I must say, I am finding the reading material for this class more and more intriguing.  The further I read in any article/book, the more I am realizing how much I lack in the “care for the environment” department.   

In particular, Christian Diehm’s article, Identification With Nature, really turned on a light bulb for me.  As explained in the article, “we might tend to think that environmentally-friendly actions involve self-sacrifice, deep ecology theorists note that with an expanded understanding of the self we may come to see that these actions involve no such sacrifice at all” (5).  What this particular section of the article meant to me is that if we understand that we are apart of the environment, rather than just merely living in it, we are, in reality, preserving our self-interest by preserving the planet we live in.

My point, I suppose, is that I used to think that recycling and water preservation was more of a burden than it was worth, but this article helped me to understand the connectedness I have with the environment. 

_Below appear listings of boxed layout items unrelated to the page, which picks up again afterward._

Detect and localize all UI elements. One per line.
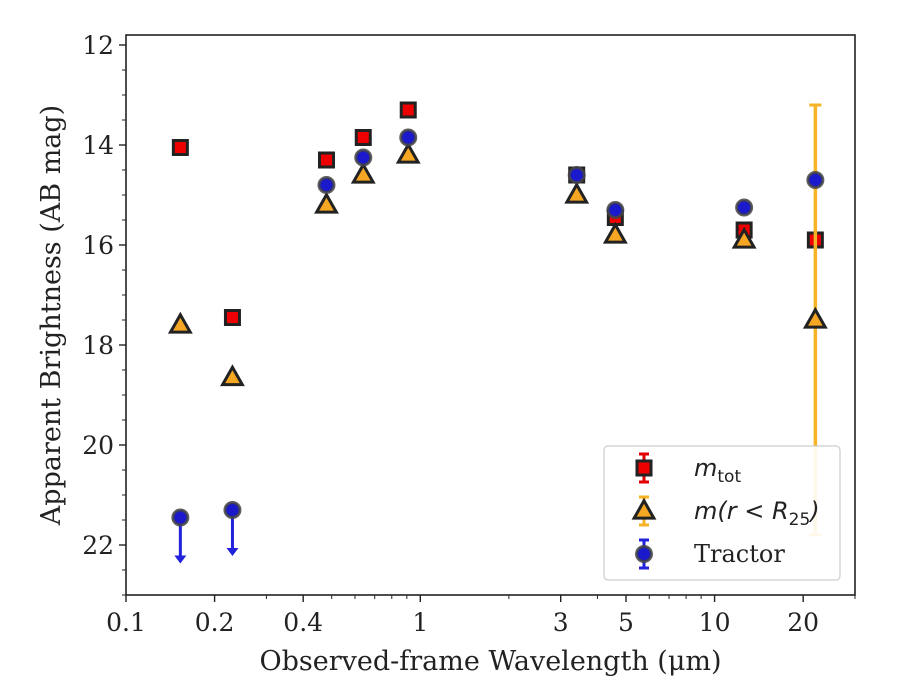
- y-tick-label: 14: [82, 131, 114, 160]
- legend-label-close: ): [808, 497, 819, 525]
- x-tick-label: 1: [412, 608, 428, 637]
- y-tick-label: 18: [82, 331, 114, 360]
- y-tick-label: 20: [82, 431, 114, 460]
- series-square: [171, 101, 824, 326]
- legend-entry: mtot: [635, 452, 741, 487]
- y-axis-label: Apparent Brightness (AB mag): [36, 105, 67, 526]
- legend-label: m(r < R25): [694, 497, 820, 530]
- axes-frame: [125, 34, 856, 596]
- x-axis-label: Observed-frame Wavelength (μm): [259, 646, 721, 677]
- legend-label-subscript: 25: [789, 510, 811, 530]
- data-point-triangle: [167, 311, 193, 334]
- data-point-square: [171, 139, 189, 156]
- data-point-circle: [567, 166, 586, 184]
- legend-entry: m(r < R25): [631, 495, 820, 530]
- legend-label-main: m: [694, 454, 717, 482]
- data-point-circle: [735, 198, 754, 217]
- data-point-circle: [171, 508, 190, 527]
- x-tick-label: 10: [699, 608, 731, 637]
- legend: mtot m(r < R25) Tractor: [603, 445, 841, 581]
- legend-label-subscript: tot: [717, 467, 741, 487]
- y-tick-label: 12: [82, 31, 114, 60]
- legend-label: Tractor: [694, 540, 785, 568]
- data-point-circle: [806, 171, 825, 189]
- data-point-triangle: [220, 364, 245, 387]
- data-point-triangle: [631, 497, 657, 520]
- data-point-triangle: [314, 191, 339, 214]
- data-point-square: [354, 129, 372, 146]
- series-circle: [171, 128, 825, 564]
- x-tick-label: 3: [553, 608, 569, 637]
- data-point-triangle: [350, 161, 376, 184]
- data-point-triangle: [731, 226, 757, 249]
- legend-box: [603, 445, 841, 581]
- data-point-triangle: [802, 306, 828, 329]
- data-point-circle: [635, 545, 653, 563]
- x-tick-label: 0.4: [283, 608, 323, 637]
- x-tick-label: 5: [618, 608, 634, 637]
- data-point-circle: [606, 201, 625, 219]
- legend-label: mtot: [694, 454, 741, 487]
- data-point-square: [317, 151, 335, 169]
- legend-label-main: m(r < R: [694, 497, 789, 525]
- x-tick-label: 20: [787, 608, 819, 637]
- data-point-square: [223, 309, 241, 326]
- x-tick-label: 0.2: [195, 608, 235, 637]
- data-point-triangle: [564, 181, 590, 204]
- y-tick-label: 22: [82, 531, 114, 560]
- plot-area: [167, 101, 828, 564]
- data-point-square: [635, 459, 653, 477]
- x-tick-label: 0.1: [106, 608, 146, 637]
- data-point-circle: [223, 501, 242, 519]
- data-point-triangle: [602, 221, 628, 244]
- data-point-square: [399, 101, 417, 119]
- upper-limit-arrowhead: [226, 548, 239, 556]
- data-point-triangle: [395, 141, 421, 164]
- axes: 0.1 0.2 0.4 1 3 5 10 20 12 14 16 18 20 22 Observed-fra…: [36, 31, 856, 677]
- upper-limit-arrowhead: [174, 555, 187, 564]
- legend-entry: Tractor: [635, 538, 785, 570]
- data-point-circle: [354, 148, 373, 167]
- data-point-circle: [399, 128, 418, 147]
- data-point-circle: [317, 176, 336, 194]
- y-tick-label: 16: [82, 231, 114, 260]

We are all connected somehow, so everything we do effects all of us in some way or another.  The best example I can give is one that is very current in today’s news: the diminishing water supply for Wichita, Cheney Reservoir. 

As I have gone to Cheney Lake since I was an infant (honestly, I took my first boat ride at 2 months), I have watched how the lake has dried up over the past few years.  Especially since I have such a connection with this place, I grow increasingly worried about its life-expectancy every time I drive by a home that has a sprinkler system on.  Yes, green lawns are nice and pretty to look at, but does a green lawn really trump the importance of maintaining the life of Cheney Lake?  I think not. 

Although Cheney has risen back up a few feet from last year, it is still much too far down.  We have a responsibility as citizens of the Wichita area to minimize our water usage to preserve Cheney Reservoir.


One response to “One With Nature

  1. I like your example of Cheney Lake. I, too, go there often and it is amazing how far down the lake is from where it used to be years ago. Even with the rain that we have received this year it is still sad to see how far down the lake is. It definitely shows that we need to be more careful with our water usage. This is one of the reasons my parents decided to invest in a well. We still use city water for our in-home uses, but all of our outdoor watering (sprinklers and hose water) is from the well. Sure, it was a large investment to make at one time, but saving the water that we have in our reservoirs is important, not to mention the dramatic decrease my parents got in the water bill. If a family can afford one, I highly recommend using well water. The water does not have to be purified and go through any of that lengthy and costly process and is also not diminishing the lake volume.